TCAs may have an edge over SSRIs in cases of severe depression,¹ and from other lines of evidence, TCAs may be superior to SSRIs for melancholia.² These evidences are weak. If full doses of SSRIs are used, i.e. - close to the PDR maximum, several studies show equivalency.³ Nevertheless, the impression remains that tricyclics are superior in some of situations; therefore, the algorithm adopts the position that depressed patients with melancholia and marked severity are appropriate candidates for tricyclic (or equivalent, e.g. - venlafaxine and probably mirtazapine) treatment as the first choice. The definition of 'severe' is deferred to the physician in evaluating the individual situation: usually these will be inpatients, and often they will be elderly.(4) This impression of greater response to a tricyclic in the elderly was not confirmed in some other studies but these studies used inadequate doses of tricyclics and lacked placebo controls.(4)

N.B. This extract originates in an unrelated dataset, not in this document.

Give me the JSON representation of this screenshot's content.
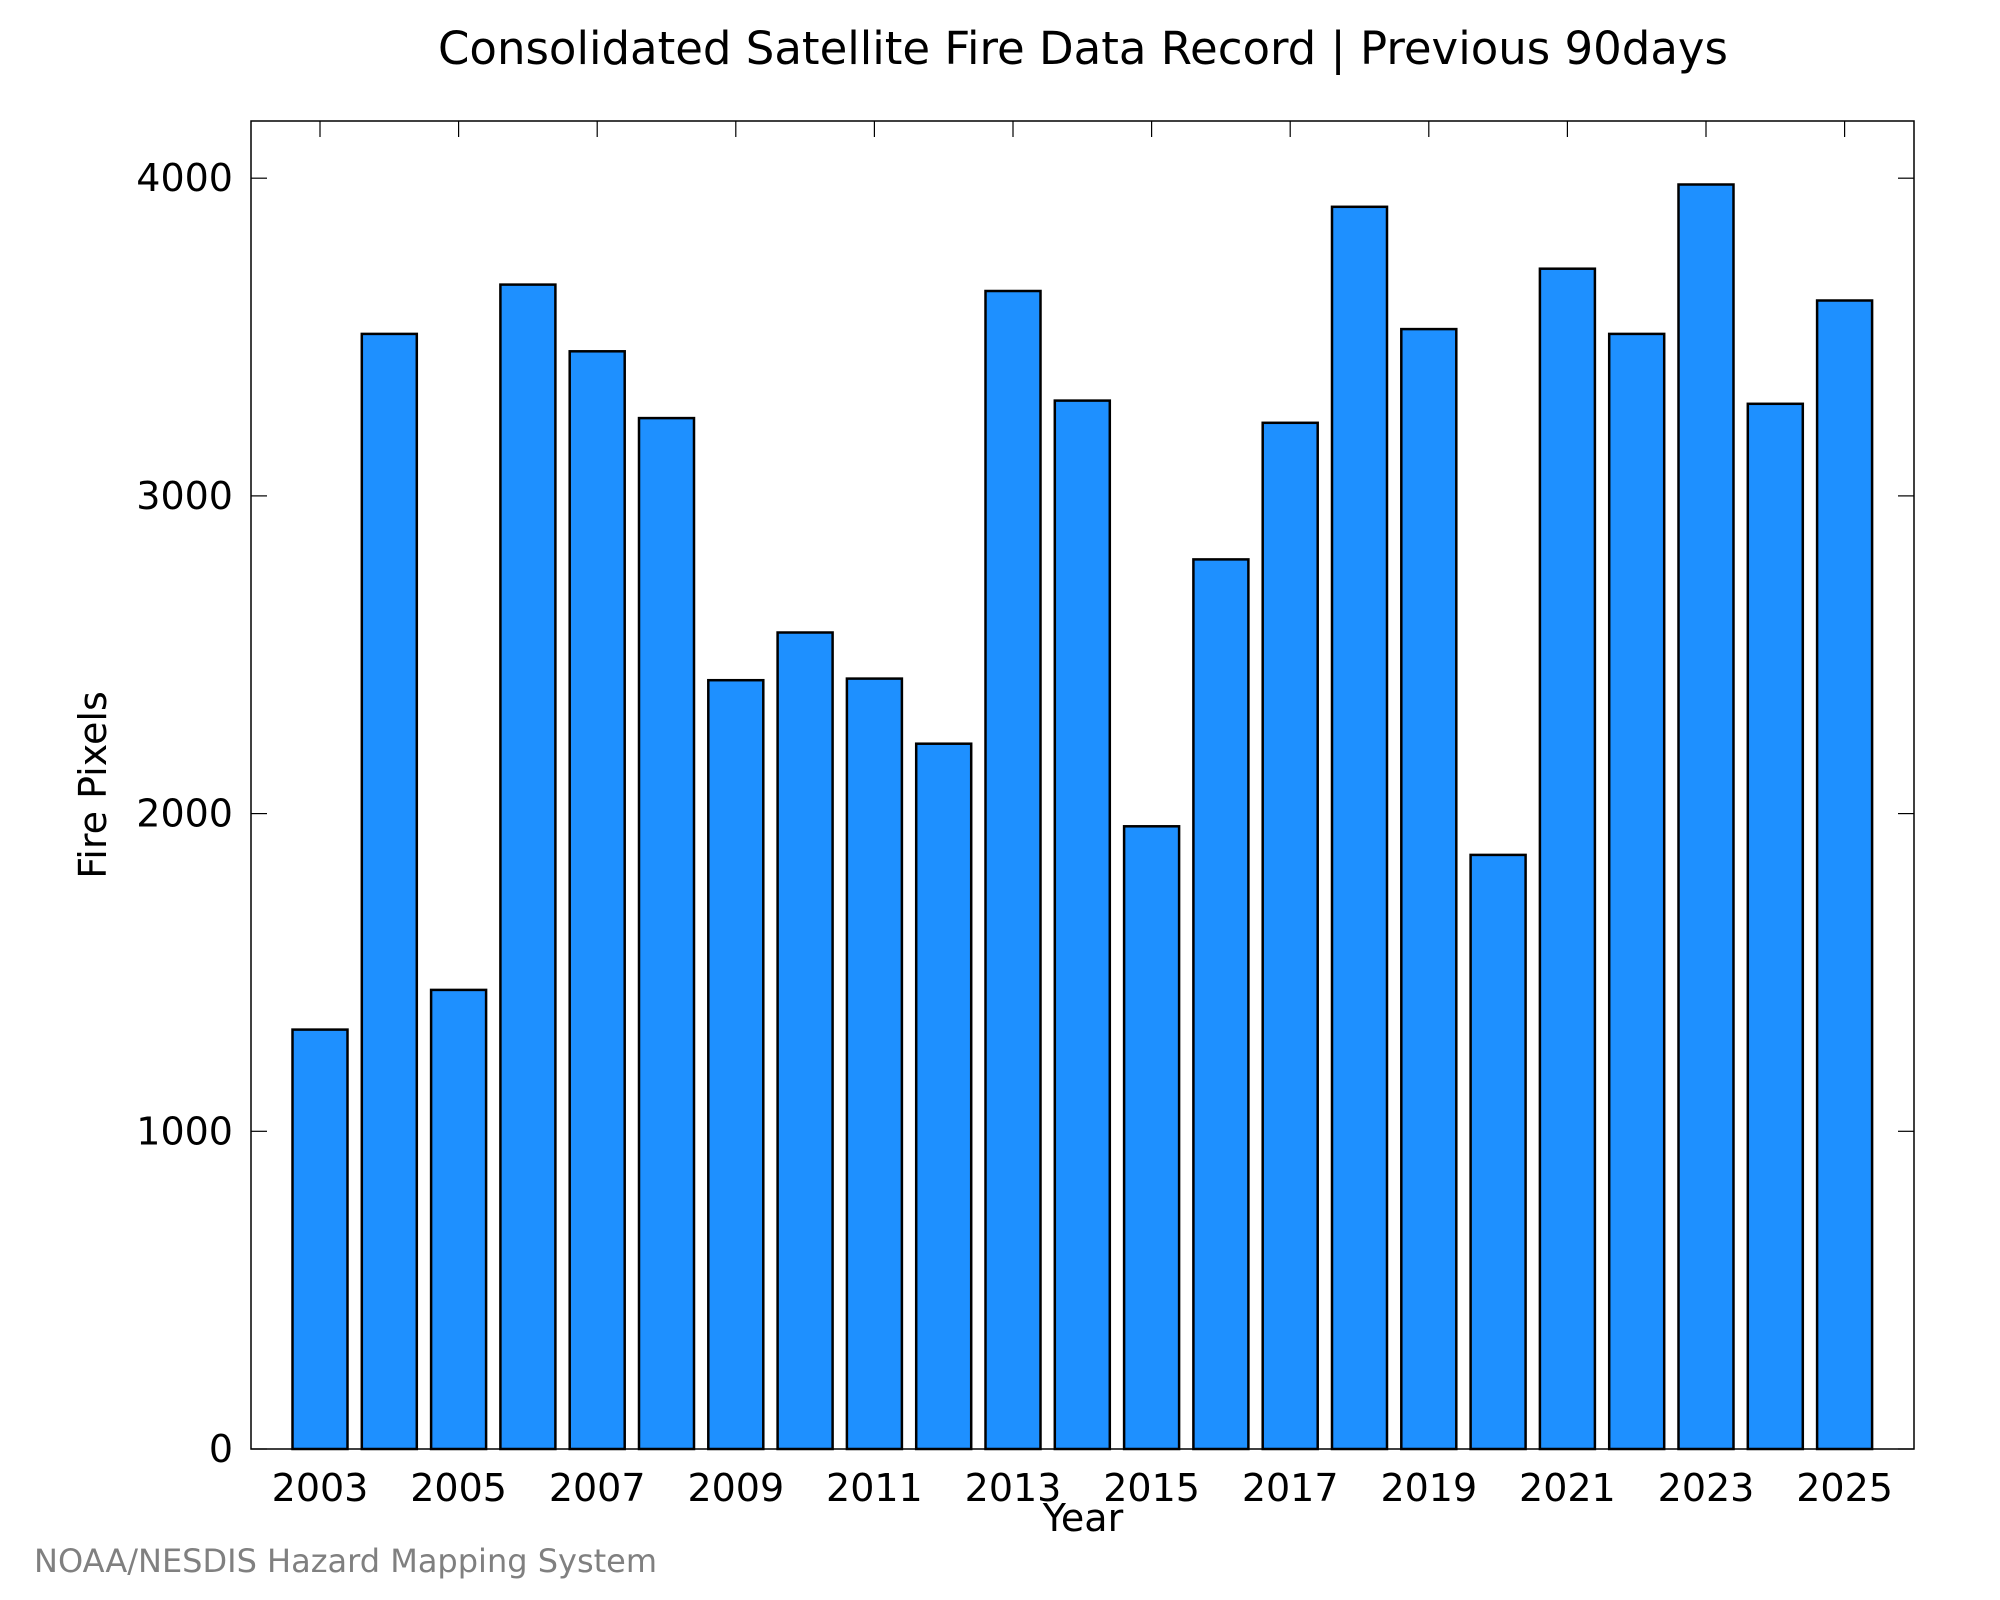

Those relatively few Dysthymic, Depression NOS, and Subsyndromal Depressed patients who have a non-reactive mood (a marker for melancholia[5-7]), and who are severely depressed are also routed to consideration of a tricyclic (or equivalent). Severely depressed but mood-reactive patients are considered better candidates for first-line SSRI/nefazodone therapy. For example, patients with depressive disorders coborbid with personality disorders such as Borderline may be severely depressed as measured by suicidality, impulsive-angry outbursts, and self-destructive behavior. However, their depressions are typically very mood-reactive and they tend in fact to respond poorly to tricyclics but respond well to SSRI's.(8) The greater risk of such patients taking an overdose also would lead the clinician to prefer an SSRI or nefazodone over a tricyclic.
In summary, the first line recommendation for more mild or moderately depressed melancholic patients will be an SSRI or nefazodone. For the severely depressed group, tricyclics and other drugs with apparently comparable efficacy will be considered.
¹Anderson IM, Tomenson BM. The efficacy of SSRI's in depression: a meta-analysis of studies against tricyclic antidepressants. Journal of Psychopharmacology. 1994;8:238-249.
²Nobler MS, Roose SP. Differential response to antidepressants in melancholic and severe depression. Psychiatric Annals. 1998;28:84-88.
³Hirschfeld RMA. Efficacy of SSRIs and newer antidepressants in severe depression: Comparison with TCAs. Journal of Clinical Psychiatry 1999;60:326-335.
(4)Roose SP, Glassman AH, Attia E, Woodring S. Comparative efficacy of selective serotonin reuptake inhibitors and tricyclics in the treatment of melancholia. American Journal of Psychiatry. 1994;151:1735-1739.
(5)Nelson JC, Charney DS. The symptoms of major depressive illness. American Journal of Psychiatry. 1981;138:1-13.
(6)Maier W, Phillipp M, Schlegel S, Heuser I, Wiedemann K, Benkert O. Diagnostic determinants of response to treatment with tricyclic antidepressants: a polydiagnostic approach. Psychiatry Research. 1989;30:83-89.
(7)Osser DN. A systematic approach to the classification and pharmacotherapy of nonpsychotic major depression and dysthymia. Journal of Clinical Psychopharmacology. 1993;13:133-144.
(8)Gardner DL, Cowdry RW. Pharmacotherapy of borderline personality disorder: a review. Psychopharmacology Bulletin. 1989;25:515-523.